Concurrency errors adding to a keyed index

Hi,

I’m adding some news articles to a keyed Ferret 0.10.14 index and
encountering quite serious instability when concurrently reading and
writing to the index, even though with just 1 writer and 1 reader
process.

If I recreate the index without a key, concurrent reading and writing
seem to work fine (and indexing is about 10 times quicker :slight_smile:

I’m testing by running my indexing script (which retrieves up to 1000
database records using ActiveRecord, adds to the index and exits) and
concurrently manually re-running a search on the index using my Rails
web interface. This is in a dev environment with only 1 user (me) and
about 58000 docs.

The error I get is along the lines of the following, with a different
filename each time:

IO Error occured at <except.c>:79 in xraise
Error occured in fs_store.c:324 - fs_open_input
couldn’ferret_index/development/news_article_versions/_2ih.tix:

/usr/lib/ruby/gems/1.8/gems/ferret-0.10.14/lib/ferret/index.rb:682:in
initialize' /usr/lib/ruby/gems/1.8/gems/ferret-0.10.14/lib/ferret/index.rb:682:in ensure_reader_open’
/usr/lib/ruby/gems/1.8/gems/ferret-0.10.14/lib/ferret/index.rb:385:in
[]' /usr/lib/ruby/1.8/monitor.rb:229:in synchronize’
/usr/lib/ruby/gems/1.8/gems/ferret-0.10.14/lib/ferret/index.rb:384:in
[]' #{RAILS_ROOT}/app/models/news_article_version.rb:35:in ferret_search’
#{RAILS_ROOT}/app/models/news_article_version.rb:35:in ferret_search' #{RAILS_ROOT}/app/controllers/news_articles_controller.rb:56:in search’

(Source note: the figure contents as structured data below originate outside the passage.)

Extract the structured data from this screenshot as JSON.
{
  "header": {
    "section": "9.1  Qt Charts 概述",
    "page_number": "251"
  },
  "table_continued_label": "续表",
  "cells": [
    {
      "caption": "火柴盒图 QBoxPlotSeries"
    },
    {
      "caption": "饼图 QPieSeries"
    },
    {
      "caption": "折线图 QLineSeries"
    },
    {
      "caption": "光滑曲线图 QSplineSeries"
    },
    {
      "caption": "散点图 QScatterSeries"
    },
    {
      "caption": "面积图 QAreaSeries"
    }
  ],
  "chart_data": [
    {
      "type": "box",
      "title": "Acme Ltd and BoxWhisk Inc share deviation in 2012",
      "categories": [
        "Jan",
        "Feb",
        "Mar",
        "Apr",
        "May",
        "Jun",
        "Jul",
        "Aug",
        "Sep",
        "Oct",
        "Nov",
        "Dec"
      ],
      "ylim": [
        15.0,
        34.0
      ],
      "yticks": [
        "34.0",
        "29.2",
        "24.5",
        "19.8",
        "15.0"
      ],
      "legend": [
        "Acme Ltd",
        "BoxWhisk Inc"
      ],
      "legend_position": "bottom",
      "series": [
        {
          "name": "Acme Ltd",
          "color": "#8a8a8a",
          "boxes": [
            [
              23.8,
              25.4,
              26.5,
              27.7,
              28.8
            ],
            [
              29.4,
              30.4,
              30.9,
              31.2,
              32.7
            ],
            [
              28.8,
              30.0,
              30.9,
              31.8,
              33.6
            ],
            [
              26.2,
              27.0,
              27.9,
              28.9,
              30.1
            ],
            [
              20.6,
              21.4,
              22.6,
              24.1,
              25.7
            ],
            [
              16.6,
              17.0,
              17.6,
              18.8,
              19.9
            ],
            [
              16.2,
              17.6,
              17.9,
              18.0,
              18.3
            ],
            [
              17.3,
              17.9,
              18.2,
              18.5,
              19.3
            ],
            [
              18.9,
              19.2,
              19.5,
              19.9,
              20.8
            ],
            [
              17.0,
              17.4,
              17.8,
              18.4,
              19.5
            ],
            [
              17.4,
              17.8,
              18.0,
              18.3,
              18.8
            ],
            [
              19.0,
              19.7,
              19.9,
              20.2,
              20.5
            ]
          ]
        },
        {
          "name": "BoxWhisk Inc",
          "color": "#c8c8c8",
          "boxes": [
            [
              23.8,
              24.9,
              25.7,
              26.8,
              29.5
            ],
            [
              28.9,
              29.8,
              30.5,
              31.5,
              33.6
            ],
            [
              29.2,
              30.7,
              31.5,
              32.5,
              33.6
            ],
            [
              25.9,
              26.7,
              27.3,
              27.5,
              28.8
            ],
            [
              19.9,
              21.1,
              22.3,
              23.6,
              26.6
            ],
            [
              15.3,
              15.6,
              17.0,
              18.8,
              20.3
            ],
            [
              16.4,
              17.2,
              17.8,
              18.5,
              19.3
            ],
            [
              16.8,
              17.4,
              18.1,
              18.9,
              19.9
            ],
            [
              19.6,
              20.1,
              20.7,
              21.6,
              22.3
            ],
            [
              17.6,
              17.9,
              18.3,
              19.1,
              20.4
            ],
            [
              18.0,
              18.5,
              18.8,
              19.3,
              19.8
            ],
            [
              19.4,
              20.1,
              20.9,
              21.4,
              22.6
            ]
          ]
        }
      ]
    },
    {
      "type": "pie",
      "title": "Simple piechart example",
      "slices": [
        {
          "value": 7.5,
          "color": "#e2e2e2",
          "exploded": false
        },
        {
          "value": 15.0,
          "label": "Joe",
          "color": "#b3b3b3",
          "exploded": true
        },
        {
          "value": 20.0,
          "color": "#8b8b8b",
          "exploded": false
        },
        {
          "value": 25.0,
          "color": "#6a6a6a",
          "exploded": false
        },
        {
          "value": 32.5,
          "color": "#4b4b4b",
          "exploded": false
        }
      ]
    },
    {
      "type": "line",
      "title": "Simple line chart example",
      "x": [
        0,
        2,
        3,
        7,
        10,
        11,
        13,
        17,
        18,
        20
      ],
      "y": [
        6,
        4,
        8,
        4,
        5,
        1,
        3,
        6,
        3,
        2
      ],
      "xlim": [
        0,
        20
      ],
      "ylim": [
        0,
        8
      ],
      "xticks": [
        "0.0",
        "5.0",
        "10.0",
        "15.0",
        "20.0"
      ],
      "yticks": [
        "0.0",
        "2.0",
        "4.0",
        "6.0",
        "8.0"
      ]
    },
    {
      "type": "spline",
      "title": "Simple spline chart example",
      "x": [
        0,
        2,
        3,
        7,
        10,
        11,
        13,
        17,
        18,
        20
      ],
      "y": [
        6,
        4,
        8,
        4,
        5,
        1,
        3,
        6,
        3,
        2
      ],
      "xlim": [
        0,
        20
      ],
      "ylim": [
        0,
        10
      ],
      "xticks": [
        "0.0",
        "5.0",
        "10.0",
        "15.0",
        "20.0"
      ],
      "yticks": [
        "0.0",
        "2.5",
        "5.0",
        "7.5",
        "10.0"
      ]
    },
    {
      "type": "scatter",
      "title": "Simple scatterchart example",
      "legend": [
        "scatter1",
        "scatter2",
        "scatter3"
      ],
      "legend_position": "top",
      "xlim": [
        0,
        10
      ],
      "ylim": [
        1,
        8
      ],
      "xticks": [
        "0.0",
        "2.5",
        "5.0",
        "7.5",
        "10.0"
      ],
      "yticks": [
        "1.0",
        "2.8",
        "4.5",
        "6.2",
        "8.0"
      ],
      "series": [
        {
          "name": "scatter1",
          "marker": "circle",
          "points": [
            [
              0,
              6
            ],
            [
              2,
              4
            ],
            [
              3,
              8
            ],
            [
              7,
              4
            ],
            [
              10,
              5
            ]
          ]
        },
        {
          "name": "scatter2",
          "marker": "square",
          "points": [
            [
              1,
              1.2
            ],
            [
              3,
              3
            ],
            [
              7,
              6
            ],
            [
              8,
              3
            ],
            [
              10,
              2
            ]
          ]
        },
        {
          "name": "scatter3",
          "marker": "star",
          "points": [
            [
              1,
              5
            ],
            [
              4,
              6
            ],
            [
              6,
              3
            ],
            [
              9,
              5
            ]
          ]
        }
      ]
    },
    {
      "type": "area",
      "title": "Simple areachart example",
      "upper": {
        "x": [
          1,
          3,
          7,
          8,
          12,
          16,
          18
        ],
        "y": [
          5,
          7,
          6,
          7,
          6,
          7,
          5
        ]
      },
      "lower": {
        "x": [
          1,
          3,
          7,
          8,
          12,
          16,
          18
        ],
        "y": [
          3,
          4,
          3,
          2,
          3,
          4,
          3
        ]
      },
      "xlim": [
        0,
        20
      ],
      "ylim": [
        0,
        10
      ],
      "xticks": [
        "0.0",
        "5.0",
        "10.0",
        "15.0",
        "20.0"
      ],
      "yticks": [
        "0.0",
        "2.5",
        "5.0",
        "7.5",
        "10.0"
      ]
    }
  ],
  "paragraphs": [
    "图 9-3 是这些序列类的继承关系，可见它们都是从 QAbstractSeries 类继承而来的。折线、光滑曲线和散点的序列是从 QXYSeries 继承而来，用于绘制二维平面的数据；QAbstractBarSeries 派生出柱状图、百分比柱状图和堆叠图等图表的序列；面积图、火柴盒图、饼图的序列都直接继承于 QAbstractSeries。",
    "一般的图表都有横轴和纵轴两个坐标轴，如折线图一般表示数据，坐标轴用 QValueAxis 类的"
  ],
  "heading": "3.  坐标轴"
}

It seems to occur roughly once per batch, and usually towards the end of
the batch. I’m not using aaf. I create my keyed index like this:

@@ferret_index = Index::Index.new(:path =>
“#{RAILS_ROOT}/ferret_index/#{RAILS_ENV}/news_article_versions”,
:field_infos => field_infos,
:id_field => :id,
:key => :id,
:default_input_field => :text)

Unkeyed, I just drop the :key option (duh). :id is just the
ActiveRecord id, from an auto_increment field in MySQL.

As a note, when concurrently searching on the keyed index, the number of
hits returned increases throughout the indexing process. With a
non-keyed index, the number of hits doesn’t increase until the end.

It looks to me that when using a keyed index, Ferret commits each record
added. When non-keyed, it commits when the Index is closed. That I
don’t get the error with non-keyed might just be because there are less
commits, so less opportunities for the “bug” to trigger.

Is this is bug I’ve come across? Is concurrent reading/writing like
this expected to work?

I’m using Ferret 0.10.14 on Ubuntu Edgy, with “ruby 1.8.4 (2005-12-24)
[i486-linux]” and “gcc version 4.1.2 20060928”

Thanks in advance!

John

http://johnleach.co.uk